Что эти Бартеневские записки -- не измышление с целью спасти себя, что разорванные записки Висновской разорваны не им с той же целью -- это ясно. Желай Бартенев уничтожить вредные для него записки, то раз у него не хватило духа около трупа когда-то для него интересной женщины заниматься выбором документа, наиболее подходящего к цели самозащиты, неужели не сообразил бы он, что, вместо того, чтобы неудобные записки рвать в клочки и тут же кидать, у него в распоряжении лучшее средство: взять их с собой и бросить, разорвав в клочки, на улице. Ведь Варшава велика, и не станут же подбирать все бумажные клочки, валяющиеся на улицах города.

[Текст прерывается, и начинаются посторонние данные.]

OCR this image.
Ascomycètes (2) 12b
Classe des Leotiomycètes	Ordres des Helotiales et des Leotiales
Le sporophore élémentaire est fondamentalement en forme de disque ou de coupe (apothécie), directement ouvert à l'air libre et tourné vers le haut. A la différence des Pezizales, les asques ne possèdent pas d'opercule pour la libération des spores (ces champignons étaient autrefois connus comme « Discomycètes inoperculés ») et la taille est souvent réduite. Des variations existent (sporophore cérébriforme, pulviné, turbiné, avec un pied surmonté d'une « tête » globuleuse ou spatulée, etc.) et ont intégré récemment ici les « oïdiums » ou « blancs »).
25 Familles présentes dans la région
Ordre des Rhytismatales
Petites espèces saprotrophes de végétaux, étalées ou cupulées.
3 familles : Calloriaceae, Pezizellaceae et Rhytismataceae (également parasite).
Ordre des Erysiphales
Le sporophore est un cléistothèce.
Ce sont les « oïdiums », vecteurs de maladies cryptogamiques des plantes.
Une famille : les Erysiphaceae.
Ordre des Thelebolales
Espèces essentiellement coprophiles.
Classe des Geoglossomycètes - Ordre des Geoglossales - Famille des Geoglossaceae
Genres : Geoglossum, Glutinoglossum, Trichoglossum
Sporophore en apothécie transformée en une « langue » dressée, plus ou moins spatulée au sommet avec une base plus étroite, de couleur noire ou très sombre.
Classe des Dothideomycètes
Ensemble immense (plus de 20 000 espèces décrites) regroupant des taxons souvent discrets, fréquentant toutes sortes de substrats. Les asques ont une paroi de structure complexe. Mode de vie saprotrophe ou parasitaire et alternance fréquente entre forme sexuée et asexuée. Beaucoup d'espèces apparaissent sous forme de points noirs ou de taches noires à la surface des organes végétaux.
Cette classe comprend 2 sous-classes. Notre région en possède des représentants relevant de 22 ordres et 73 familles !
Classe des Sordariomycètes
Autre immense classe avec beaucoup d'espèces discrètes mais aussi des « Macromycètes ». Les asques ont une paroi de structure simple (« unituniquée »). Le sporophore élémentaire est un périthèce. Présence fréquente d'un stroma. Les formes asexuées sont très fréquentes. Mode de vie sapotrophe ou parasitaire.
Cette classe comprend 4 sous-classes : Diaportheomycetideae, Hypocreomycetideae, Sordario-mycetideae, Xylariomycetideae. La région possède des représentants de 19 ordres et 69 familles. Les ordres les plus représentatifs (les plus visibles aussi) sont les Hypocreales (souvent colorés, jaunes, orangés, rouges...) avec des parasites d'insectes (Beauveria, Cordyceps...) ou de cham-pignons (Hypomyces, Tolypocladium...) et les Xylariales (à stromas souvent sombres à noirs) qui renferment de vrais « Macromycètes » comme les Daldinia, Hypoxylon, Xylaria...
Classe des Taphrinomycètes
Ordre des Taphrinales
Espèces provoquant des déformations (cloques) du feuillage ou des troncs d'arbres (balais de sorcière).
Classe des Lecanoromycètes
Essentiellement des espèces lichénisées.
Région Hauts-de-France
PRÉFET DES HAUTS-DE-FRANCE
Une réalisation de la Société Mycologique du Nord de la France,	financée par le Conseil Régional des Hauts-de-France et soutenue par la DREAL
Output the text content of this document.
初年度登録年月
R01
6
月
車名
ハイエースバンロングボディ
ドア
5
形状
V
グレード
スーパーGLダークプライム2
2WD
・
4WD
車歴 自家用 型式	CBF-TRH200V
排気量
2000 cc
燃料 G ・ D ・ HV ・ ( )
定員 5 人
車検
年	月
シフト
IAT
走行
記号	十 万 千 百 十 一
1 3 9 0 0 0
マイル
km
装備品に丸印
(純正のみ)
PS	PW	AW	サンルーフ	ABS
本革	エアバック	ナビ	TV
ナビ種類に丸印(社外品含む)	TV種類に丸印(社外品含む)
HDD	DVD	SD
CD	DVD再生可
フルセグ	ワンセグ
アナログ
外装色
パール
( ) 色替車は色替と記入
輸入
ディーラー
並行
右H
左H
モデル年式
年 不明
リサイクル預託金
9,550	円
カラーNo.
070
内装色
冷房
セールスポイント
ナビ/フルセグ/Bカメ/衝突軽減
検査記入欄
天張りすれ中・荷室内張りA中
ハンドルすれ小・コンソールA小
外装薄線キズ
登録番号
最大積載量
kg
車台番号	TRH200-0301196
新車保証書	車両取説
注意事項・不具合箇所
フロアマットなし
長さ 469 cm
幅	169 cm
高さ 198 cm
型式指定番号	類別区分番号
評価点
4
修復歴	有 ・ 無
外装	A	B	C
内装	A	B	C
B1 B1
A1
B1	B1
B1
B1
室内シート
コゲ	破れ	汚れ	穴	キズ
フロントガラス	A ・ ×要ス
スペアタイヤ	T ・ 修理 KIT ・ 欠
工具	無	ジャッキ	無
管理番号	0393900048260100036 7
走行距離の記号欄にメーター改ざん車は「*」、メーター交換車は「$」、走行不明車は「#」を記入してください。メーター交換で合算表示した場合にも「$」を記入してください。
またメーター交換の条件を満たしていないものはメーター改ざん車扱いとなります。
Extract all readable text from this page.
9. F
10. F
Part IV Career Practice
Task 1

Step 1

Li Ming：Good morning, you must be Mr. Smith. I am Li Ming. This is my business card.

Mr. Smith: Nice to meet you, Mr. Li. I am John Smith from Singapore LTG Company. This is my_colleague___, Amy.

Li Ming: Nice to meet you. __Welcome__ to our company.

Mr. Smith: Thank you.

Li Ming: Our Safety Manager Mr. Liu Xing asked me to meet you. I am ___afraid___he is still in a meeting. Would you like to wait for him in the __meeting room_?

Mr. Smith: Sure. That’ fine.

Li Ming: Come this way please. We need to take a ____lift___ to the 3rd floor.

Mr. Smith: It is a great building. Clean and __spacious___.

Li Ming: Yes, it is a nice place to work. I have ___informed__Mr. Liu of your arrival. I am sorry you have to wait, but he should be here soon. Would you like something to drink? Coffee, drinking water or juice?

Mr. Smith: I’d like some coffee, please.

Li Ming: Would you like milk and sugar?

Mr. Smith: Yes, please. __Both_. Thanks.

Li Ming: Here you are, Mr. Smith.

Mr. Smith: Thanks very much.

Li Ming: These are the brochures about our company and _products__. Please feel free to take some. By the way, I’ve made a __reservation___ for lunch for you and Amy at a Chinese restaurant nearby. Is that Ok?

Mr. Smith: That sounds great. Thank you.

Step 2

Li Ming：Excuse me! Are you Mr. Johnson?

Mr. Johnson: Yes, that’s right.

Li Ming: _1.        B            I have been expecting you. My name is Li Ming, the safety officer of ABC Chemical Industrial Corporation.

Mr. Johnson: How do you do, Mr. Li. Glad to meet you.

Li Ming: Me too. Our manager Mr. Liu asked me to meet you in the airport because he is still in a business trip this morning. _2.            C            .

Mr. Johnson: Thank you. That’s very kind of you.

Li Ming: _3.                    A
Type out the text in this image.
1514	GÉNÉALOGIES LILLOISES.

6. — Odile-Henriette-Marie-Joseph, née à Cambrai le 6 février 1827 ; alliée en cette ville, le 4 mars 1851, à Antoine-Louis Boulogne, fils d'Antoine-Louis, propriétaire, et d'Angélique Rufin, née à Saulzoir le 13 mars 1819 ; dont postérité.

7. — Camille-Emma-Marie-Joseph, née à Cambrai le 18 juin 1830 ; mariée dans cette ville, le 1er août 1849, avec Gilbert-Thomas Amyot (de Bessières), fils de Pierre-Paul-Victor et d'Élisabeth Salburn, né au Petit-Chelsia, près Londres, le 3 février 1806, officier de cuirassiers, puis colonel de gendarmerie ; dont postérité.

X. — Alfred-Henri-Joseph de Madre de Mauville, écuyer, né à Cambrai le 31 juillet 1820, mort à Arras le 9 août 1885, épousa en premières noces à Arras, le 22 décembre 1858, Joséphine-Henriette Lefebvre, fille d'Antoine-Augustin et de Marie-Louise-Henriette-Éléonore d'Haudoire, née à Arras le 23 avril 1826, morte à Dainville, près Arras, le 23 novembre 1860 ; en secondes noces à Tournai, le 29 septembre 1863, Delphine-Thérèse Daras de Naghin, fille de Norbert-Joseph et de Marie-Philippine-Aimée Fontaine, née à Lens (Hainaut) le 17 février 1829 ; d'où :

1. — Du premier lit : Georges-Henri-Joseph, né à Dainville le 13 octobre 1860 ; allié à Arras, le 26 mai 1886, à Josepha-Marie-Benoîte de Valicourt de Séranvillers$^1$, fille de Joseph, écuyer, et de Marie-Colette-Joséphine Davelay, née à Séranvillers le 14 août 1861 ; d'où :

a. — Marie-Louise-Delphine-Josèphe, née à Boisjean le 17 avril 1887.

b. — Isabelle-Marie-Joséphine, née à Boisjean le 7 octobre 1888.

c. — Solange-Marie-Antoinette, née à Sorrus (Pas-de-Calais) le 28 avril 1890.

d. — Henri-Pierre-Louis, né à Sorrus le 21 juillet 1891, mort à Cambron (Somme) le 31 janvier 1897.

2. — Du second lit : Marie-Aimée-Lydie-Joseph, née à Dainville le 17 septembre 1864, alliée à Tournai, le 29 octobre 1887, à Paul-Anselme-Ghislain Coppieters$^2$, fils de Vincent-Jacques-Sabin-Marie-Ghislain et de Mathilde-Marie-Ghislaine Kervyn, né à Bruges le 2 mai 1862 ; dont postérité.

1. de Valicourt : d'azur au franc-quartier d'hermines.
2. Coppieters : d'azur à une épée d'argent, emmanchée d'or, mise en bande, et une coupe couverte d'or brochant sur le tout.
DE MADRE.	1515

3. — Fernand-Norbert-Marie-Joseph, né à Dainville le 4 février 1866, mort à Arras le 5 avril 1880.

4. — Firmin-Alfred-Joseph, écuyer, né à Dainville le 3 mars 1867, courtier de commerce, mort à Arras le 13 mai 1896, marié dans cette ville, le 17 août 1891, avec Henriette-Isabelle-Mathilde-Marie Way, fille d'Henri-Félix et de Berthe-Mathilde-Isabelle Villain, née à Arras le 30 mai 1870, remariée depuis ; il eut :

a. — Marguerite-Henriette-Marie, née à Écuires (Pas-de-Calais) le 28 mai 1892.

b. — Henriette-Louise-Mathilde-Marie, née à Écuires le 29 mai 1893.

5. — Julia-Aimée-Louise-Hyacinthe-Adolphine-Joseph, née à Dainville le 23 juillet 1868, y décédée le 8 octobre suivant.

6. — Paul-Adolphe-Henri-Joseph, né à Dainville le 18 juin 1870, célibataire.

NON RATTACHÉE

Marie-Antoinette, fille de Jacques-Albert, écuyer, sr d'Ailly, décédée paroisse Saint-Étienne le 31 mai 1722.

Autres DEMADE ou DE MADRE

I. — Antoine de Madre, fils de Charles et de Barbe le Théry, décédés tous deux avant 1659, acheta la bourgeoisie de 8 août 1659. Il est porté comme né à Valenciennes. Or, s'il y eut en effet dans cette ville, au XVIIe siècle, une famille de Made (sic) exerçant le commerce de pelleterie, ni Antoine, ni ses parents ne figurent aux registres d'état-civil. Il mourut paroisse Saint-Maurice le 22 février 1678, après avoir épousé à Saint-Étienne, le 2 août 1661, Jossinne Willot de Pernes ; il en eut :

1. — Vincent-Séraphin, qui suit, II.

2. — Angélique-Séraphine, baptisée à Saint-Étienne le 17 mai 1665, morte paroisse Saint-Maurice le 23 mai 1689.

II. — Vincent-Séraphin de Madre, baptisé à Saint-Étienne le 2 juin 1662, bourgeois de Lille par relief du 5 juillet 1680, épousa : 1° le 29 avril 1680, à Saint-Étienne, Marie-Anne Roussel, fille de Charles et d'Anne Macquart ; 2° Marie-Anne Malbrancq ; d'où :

Говорят, что Бартеневские записки вымышленны, ибо одна из них -- к отцу -- упрекает последнего в том, в чем он даже и не виноват. Бартенев ведь с отцом о браке не говорил, отказа не получал, а следовательно, и упрекать отца ему не приходилось.
Правда. Но сын не говорил отцу о браке, потому что не мог рассчитывать на его согласие. Вероятно, во всем складе отношении отца к сыну, может быть, в его суровости или неуступчивости лежала причина боязни сына говорить с отцом на такую тему, и вот в последнем письме сын бросал отцу упрек за тот образ отношений, который делал невозможным со стороны сына даже попытку к просьбе о браке по его личной склонности, а не по одобрению отца.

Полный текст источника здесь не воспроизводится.